AUTOMATED SCENE UNDERSTANDING:
Automated scene understanding is the task of being able to automatically describe a scene (algorithmically) given input data and imagery. Many scene understanding approaches in the machine learning literature rely on semantic segmentation approaches which require precise, detailed label information for a large body of training imagery. Yet this data is often difficult, if not infeasible, to obtain. Furthermore, most semantic segmentation approaches can only learn crisp segmentations of a scene and are incapable of describing regions of transition or gradients. FINS has ongoing studies for developing and implementing semi-supervised learning approaches that can use all available information about a scene and mitigate the need for large, precise training sets. Geo-tagged social media data, map data, analyst key-points, and any available ground-truth or scene information are used to guide this analysis. This type of ancillary data provides scene information that can be leveraged during hyperspectral analysis. However, this data is likely to be noisy, incomplete, or inaccurately registered. FINS is developing a framework and algorithms for semi-supervised multi- sensor fusion that can learn from imprecise labels. FINS is also developing soft segmentation approaches that can identify and describe gradients and regions of transitions in input imagery.

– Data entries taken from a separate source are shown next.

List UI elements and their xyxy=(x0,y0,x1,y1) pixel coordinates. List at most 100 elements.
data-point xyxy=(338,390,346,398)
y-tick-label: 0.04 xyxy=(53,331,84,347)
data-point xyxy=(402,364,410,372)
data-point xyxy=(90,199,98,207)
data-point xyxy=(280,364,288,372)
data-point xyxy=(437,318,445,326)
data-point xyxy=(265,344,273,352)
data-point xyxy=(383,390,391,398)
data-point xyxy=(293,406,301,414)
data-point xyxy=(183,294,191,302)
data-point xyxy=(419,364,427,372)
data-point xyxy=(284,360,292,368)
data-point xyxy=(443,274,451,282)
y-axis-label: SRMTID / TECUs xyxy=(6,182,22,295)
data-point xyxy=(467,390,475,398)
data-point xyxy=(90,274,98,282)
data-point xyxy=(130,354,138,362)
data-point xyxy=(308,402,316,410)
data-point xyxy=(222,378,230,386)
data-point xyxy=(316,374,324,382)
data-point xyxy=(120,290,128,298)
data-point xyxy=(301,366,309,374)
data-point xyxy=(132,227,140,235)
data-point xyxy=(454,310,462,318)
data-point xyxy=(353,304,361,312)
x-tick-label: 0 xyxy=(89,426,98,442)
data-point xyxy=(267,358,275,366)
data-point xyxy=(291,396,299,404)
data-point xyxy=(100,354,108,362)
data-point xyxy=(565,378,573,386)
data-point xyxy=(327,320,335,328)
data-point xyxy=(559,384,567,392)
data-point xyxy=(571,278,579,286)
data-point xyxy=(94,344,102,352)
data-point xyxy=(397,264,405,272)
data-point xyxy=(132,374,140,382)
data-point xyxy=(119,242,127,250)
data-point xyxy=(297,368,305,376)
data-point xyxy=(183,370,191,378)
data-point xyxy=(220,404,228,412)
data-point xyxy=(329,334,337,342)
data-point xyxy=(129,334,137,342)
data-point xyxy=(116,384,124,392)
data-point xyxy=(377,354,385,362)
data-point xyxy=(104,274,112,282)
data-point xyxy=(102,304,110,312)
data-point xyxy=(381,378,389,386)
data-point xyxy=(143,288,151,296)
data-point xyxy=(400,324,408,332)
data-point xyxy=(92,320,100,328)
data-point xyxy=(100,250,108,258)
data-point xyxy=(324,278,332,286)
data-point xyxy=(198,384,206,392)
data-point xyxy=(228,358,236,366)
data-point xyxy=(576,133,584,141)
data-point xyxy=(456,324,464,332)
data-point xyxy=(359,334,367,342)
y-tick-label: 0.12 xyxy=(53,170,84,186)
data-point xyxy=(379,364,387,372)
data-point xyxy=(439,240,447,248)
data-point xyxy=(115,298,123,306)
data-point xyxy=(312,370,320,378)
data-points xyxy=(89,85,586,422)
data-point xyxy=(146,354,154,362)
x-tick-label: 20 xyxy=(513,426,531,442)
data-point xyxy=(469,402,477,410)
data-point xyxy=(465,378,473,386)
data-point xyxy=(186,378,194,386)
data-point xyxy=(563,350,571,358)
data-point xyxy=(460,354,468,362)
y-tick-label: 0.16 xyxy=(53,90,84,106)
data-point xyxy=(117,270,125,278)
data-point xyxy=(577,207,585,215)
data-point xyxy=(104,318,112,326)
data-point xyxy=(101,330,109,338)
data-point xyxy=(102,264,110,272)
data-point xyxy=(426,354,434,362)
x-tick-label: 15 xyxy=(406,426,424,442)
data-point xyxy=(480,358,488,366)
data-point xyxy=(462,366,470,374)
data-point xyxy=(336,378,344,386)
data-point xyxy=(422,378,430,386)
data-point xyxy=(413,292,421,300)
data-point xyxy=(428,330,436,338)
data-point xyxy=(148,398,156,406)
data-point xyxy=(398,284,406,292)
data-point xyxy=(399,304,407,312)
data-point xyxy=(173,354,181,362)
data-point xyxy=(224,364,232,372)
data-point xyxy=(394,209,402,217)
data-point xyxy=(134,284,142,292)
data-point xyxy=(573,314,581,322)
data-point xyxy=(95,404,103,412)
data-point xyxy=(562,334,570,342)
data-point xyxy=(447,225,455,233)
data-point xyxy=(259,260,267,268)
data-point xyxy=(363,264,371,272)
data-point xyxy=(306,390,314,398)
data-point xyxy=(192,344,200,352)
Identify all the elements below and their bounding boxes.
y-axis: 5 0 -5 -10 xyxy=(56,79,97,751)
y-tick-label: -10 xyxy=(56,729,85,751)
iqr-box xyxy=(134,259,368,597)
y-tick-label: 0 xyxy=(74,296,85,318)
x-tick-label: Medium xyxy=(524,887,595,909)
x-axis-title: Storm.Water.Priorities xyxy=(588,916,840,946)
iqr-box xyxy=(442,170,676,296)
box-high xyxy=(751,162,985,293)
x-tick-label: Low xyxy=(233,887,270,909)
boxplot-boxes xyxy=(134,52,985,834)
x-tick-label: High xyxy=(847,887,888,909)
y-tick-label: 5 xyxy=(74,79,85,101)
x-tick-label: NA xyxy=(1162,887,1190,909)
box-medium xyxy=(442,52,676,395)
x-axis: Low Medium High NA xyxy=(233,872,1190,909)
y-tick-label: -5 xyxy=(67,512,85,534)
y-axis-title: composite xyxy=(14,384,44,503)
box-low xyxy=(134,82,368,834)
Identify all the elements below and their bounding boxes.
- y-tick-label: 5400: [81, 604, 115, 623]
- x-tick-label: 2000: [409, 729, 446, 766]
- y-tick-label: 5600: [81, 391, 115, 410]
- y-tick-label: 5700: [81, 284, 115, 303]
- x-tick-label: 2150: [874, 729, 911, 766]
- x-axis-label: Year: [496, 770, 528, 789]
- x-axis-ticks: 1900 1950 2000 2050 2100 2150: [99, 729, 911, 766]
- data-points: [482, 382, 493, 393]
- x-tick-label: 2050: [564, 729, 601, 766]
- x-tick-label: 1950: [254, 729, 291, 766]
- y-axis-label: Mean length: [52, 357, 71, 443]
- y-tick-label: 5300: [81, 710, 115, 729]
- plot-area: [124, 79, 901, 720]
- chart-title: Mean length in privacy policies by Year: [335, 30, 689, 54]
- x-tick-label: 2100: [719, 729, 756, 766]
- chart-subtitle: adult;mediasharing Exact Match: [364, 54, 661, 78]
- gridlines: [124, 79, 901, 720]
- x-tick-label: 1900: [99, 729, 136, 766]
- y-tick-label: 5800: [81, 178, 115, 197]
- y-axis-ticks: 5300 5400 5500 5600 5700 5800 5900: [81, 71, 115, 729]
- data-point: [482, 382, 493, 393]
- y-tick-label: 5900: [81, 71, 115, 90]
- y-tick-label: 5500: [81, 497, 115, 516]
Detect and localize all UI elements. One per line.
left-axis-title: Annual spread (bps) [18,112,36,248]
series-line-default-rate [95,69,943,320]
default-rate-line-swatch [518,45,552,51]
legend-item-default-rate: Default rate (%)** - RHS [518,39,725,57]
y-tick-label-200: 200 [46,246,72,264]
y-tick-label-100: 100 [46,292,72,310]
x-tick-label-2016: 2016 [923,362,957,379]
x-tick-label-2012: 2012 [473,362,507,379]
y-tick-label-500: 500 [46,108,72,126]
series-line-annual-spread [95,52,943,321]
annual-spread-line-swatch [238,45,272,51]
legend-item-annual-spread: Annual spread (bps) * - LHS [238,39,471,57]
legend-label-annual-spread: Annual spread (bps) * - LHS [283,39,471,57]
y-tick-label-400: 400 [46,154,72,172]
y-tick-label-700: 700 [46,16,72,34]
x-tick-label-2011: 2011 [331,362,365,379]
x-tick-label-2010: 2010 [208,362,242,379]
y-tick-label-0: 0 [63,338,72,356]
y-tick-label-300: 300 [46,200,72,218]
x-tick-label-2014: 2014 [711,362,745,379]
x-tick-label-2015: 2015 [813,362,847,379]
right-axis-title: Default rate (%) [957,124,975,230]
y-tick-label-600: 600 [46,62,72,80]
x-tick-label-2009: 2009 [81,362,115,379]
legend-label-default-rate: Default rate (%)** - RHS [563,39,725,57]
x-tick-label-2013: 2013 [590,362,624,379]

This will allow for automated understanding of a wider range and more realistic scenarios than previously possible.
TARGET CHARACTERIZATION FROM UNCERTAIN LABELS:
Most supervised Machine Learning algorithms assume that each training data point is paired with an accurate training label. However, obtaining accurate training label information is often times consuming and expensive. Human annotators may be inconsistent when labeling a data set, providing inherently imprecise label information. Training an accurate classifier or learning a representative target signature from this sort of uncertainly labeled training data is extremely difficult in practice. FINS is developing approaches that can perform target characterization even with this uncertainty. Target characterization learns characteristic, salient features for targets of interest which can then be used in detection applications. Research in this area provides practical methods that allow application of machine learning methods to problems that were previously bottle-necked by ground-truth requirements needed by traditional machine learning approaches.